Tech layoffs mount — but skilled workers are still hard to find
CBC
Some of the biggest tech companies in the world announced a wave of layoffs this week, eliminating tens of thousands of jobs as they reverse course after years of expanding.
Google's parent company said on Friday it would cut 12,000 jobs. Microsoft and Amazon eliminated a combined 28,000 jobs on Wednesday. All told, tech companies have shed more than 200,000 jobs since the summer.
But "this was largely expected," said Alex Zukin, the managing director at Wolfe Research.
"I think that many companies are right-sizing their staff."
He says most of the big-name tech companies expanded dramatically through the pandemic. They made big bets that the way people and businesses behaved during the COVID restrictions in 2020 was a permanent shift to a more online way of living.
Microsoft CEO Satya Nadella said in an email to employees that customers were, in fact, also adjusting to a slowing economy and trying to "optimize their digital spend to do more with less."
Zukin says Microsoft is a perfect example of a company that expanded too much too quickly.

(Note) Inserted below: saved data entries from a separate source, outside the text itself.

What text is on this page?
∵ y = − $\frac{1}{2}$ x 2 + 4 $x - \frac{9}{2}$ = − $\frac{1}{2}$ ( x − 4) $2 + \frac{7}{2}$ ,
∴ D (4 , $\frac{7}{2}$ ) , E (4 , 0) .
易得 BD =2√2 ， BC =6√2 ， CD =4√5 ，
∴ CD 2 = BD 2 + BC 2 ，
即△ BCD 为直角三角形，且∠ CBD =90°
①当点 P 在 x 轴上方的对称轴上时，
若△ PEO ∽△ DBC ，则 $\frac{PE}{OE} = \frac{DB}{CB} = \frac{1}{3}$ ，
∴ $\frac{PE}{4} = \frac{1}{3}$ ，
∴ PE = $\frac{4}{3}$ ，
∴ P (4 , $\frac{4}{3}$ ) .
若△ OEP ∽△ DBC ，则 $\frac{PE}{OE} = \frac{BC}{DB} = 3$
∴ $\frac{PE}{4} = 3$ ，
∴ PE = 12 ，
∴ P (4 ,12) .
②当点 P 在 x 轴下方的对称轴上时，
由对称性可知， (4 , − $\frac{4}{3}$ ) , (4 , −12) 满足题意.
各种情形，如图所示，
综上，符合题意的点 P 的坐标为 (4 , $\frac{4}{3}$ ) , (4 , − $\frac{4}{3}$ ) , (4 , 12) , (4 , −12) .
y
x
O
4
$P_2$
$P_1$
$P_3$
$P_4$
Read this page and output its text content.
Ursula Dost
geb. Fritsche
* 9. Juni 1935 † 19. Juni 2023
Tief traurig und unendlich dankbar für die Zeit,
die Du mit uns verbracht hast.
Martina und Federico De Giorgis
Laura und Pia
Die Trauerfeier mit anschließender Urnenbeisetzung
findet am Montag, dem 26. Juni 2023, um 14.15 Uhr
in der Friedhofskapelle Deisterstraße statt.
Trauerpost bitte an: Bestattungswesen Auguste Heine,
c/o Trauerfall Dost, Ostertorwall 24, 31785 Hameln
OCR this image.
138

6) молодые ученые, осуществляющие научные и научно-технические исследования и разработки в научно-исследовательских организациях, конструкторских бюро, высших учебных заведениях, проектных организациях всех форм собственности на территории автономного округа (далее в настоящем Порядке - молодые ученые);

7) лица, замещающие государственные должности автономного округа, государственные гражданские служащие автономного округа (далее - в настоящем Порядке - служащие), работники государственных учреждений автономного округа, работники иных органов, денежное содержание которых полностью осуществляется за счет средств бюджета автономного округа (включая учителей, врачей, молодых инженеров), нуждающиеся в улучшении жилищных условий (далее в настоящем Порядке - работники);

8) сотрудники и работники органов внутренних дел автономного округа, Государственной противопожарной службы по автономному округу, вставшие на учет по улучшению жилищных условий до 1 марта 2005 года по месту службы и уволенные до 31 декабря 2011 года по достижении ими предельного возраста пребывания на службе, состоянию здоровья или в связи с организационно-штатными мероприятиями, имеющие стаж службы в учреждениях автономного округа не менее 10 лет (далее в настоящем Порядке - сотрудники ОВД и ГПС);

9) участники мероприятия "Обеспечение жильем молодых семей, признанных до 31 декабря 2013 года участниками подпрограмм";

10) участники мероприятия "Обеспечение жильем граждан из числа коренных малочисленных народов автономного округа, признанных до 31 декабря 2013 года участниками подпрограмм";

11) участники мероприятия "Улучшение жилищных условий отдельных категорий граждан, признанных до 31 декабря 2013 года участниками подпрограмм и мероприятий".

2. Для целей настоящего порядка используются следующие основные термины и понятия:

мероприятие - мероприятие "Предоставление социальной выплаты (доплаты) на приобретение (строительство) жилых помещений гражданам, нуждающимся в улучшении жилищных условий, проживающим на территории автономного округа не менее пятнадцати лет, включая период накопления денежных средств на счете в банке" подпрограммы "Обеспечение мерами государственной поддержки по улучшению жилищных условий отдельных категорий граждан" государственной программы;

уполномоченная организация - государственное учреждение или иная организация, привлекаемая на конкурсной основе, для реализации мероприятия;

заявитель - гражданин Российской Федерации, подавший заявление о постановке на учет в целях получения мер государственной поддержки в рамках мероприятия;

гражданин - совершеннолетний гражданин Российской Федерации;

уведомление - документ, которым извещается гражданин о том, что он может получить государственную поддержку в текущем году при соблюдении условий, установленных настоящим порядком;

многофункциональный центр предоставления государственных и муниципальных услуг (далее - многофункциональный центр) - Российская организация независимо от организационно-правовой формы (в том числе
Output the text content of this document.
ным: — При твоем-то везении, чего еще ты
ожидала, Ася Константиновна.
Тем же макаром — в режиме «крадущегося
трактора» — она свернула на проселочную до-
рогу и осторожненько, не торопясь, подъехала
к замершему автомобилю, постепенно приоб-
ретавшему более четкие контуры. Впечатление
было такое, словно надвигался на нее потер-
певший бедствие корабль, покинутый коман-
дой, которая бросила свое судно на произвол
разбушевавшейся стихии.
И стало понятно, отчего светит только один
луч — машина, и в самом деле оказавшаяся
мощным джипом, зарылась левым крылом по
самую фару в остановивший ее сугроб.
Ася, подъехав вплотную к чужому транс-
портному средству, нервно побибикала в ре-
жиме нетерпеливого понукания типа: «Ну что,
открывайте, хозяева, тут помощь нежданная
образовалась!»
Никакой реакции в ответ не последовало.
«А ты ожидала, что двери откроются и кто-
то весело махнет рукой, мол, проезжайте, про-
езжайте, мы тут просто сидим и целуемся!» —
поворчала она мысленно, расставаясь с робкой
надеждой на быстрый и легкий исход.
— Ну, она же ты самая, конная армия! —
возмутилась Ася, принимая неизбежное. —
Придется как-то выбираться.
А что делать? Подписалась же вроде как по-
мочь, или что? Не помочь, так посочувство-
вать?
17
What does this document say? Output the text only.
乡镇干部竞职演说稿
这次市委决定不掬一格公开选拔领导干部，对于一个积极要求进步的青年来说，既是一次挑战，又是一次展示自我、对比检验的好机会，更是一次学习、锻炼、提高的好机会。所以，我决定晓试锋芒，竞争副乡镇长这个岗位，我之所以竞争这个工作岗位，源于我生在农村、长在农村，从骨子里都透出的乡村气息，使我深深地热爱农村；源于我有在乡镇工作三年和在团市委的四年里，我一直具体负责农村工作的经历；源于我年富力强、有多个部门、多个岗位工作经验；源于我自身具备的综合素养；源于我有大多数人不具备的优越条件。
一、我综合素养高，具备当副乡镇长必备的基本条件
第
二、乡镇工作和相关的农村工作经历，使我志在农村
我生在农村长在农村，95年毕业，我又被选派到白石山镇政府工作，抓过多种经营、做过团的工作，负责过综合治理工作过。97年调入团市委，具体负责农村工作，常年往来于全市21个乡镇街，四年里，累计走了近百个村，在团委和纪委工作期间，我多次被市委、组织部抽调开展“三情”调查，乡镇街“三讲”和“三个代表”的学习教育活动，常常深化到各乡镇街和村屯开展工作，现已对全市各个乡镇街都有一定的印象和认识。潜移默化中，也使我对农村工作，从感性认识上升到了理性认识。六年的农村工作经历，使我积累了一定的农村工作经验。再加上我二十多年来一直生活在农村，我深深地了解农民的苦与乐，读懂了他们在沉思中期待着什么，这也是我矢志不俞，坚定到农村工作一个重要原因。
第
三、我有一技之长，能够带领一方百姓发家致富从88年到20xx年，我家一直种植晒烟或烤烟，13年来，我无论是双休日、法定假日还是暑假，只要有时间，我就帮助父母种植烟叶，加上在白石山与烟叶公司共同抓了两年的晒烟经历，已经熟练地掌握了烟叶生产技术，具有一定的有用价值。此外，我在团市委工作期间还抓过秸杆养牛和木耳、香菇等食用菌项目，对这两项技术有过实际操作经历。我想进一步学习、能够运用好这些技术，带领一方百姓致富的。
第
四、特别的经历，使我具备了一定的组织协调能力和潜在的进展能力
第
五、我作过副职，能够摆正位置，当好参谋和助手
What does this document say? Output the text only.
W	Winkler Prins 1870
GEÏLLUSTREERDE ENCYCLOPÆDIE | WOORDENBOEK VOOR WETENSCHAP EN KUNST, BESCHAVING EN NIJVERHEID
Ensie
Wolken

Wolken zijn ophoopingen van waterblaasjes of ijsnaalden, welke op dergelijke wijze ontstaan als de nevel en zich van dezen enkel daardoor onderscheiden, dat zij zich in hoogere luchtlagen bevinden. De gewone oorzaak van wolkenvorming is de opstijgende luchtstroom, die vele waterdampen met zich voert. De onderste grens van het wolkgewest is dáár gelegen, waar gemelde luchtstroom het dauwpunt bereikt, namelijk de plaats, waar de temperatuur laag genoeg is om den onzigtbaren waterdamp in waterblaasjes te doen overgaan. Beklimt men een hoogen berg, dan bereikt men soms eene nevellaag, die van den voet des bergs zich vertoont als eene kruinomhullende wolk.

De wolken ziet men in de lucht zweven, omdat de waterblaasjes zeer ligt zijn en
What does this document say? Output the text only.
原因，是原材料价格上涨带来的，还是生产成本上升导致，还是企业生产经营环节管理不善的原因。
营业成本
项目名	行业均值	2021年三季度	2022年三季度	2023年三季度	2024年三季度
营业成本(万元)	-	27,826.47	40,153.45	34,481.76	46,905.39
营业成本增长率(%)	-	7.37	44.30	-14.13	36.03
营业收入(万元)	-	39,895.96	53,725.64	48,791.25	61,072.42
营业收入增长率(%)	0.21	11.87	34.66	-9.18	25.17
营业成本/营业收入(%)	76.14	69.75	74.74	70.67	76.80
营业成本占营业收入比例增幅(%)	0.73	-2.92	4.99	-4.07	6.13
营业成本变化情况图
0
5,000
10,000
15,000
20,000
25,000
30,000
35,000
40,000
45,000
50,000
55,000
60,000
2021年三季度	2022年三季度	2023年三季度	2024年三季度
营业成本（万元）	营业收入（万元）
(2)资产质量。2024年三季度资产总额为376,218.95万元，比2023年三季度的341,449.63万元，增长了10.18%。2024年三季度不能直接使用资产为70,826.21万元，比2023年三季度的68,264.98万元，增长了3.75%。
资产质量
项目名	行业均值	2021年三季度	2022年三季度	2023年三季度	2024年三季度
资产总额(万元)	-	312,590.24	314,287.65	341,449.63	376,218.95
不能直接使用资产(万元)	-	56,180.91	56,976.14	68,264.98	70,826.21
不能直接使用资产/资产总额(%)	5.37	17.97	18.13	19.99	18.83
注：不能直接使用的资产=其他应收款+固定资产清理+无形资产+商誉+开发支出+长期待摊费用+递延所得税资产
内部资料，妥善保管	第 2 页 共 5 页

Nadella took the company "from 60,000 employees to 220,000. So, they are cutting back on 10,000, which is not too surprising," said Zukin.
Earlier this year, Canadian tech giant Shopify went through a similar reckoning. During the pandemic, CEO Tobi Lütke made a big bet that e-commerce would "leap ahead by five or even 10 years."
Shopify doubled its headcount from early 2020 only to be forced to lay off 10 per cent of its staff this summer.
"Ultimately, placing this bet was my call to make and I got this wrong," he told staff in a memo. "As a consequence, we have to say goodbye to some of you today and I'm deeply sorry for that.... For a company like ours, this news will be difficult to digest."
Since then, the biggest names in tech have followed suit.
But economists tracking employment levels have found those laid-off workers seem to have had little trouble finding new jobs.
"Through December, it looks like a lot of tech workers that were laid off early in the cycle have found new jobs relatively quickly," said Aaron Terrazas, chief economist with the job search site GlassDoor.